If you have had to change more than 20% of your funds or money manager lineup in the last several years, you may need to add more screens or tighten the thresholds. Be sure you know how long the management team has been in place and if it has behaved consistently, avoiding regulatory problems. You will need to show that you have compared its returns and fees to other options.

Your monitoring criteria should be a mirror image of your selection process. For example, if manager tenure is part of your search criteria, than a portfolio manager's departure should be a flag in your monitoring process. Also, when serving in a fiduciary capacity, it is prudent to produce performance reports for your clients at least every quarter.

It's important to apply the same procedures to all assets. This may be problematic for alternative investments and hedge funds, but that's the point. It's one thing to suggest esoteric investment options when you're not serving in a fiduciary capacity, but when you are a fiduciary you must be able to show that the investment option was prudently selected and monitored.

6. Check liquidity. Ensure that clients have access to enough cash to cover their needs for the next five years.

7. Evaluate custodians. Check the expense ratios of the money market funds being used as cash sweep vehicles; inquire if there are new reporting services, such as tax or performance reporting; and be sure all custodians are financially sound. If client or service agreements are more than three years old, consider putting the services back out for bidding, especially if the client's needs have changed.

8. Know the 401(k) rules. Get up-to-speed on new 401(k) regulations, whether you are involved with retirement plans or not. Come November 2011, nearly 70 million 401(k) participants will start seeing in their quarterly statement the actual dollar amount being withdrawn from their balance for recordkeeping, administration and investment management. The overwhelming majority of participants will be shocked by the amount and will likely turn to you, their most trusted advisor, for answers.

9. Talk about health issues. Consider providing each of your clients with a healthcare questionnaire. Industry experts report that nearly one in five households are dealing with a long-term healthcare crisis-issues that can have a dramatic effect on investment and financial plans, if not adequately addressed.

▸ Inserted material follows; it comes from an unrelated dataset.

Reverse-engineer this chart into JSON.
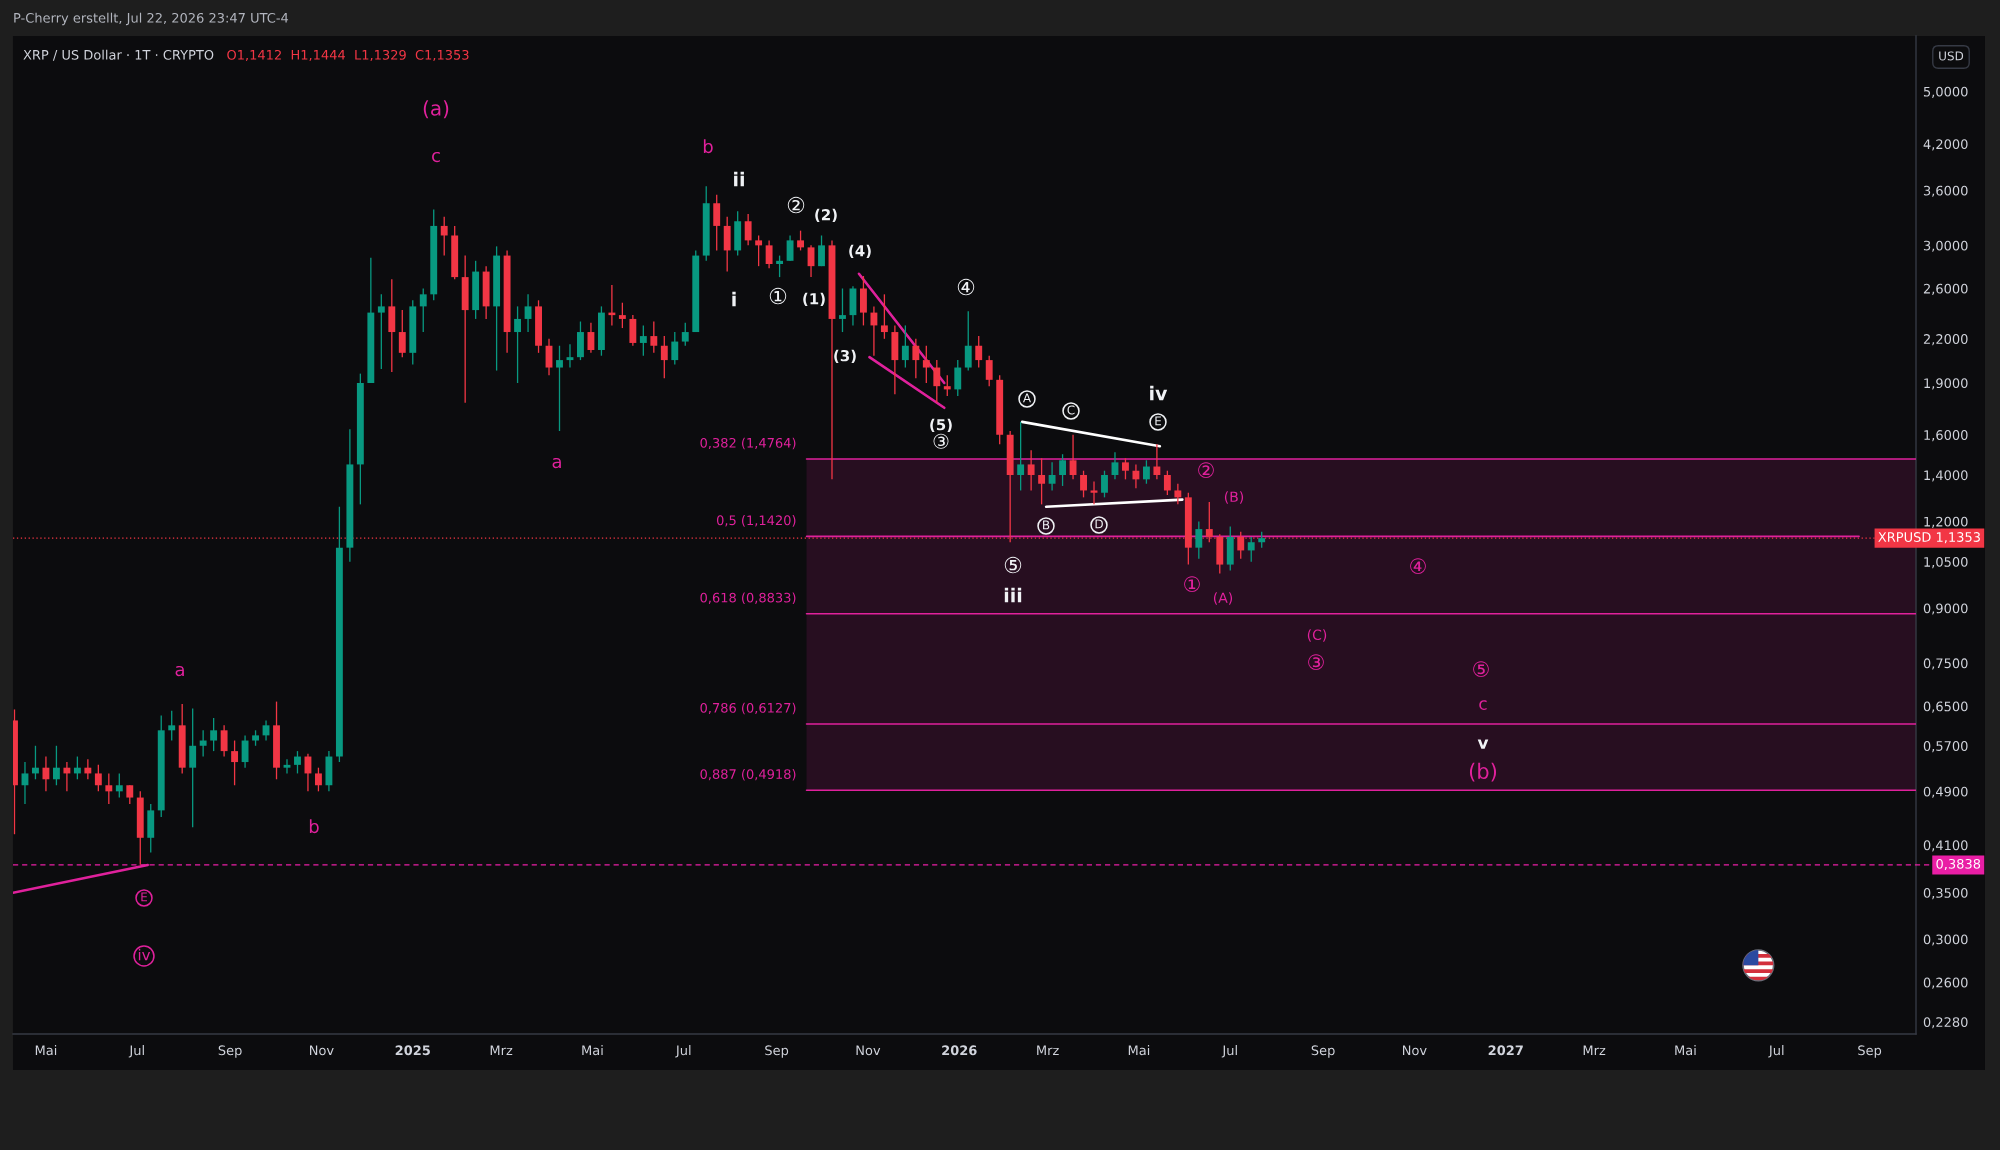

10. Review fees. Determine how much of your compensation comes from 12b-1 fees. The SEC has proposed new regulations capping these fees. You may want to consider converting your clients to a fee-based arrangement, which may make you subject to a fiduciary standard. You should review with each client the fees he or she is paying you for investment management and financial planning-as well as the fees of any money managers. Fees and expenses will be getting the most attention from regulators and auditors this year.

11. Determine whether you meet the proposed new standards for servicing retirement accounts. If you are not serving in a fiduciary capacity, you may be required to use a certified computer model when providing advice to clients with IRA rollover assets. If you advise 401(k) plan sponsors, ensure that you provide your plan sponsors before July 16, 2011, with a written statement that discloses your fees, sources of compensation and whether you are serving in a fiduciary capacity.

12. Review conflicts of interest. The SEC requires that you follow a set procedure to review any relationships with your service vendors.

A checklist should help give your clients, compliance officers and regulators confidence in your process. Your self-assessment can double as a training curriculum for educating yourself, clients and staff, while helping you discover blind spots. Improving your services is a worthy goal in this challenging year.

 

Donald B. Trone, RF, is CEO and founder of Strategic Ethos. He is also the founder and executive director of the Foundation for Fiduciary Studies.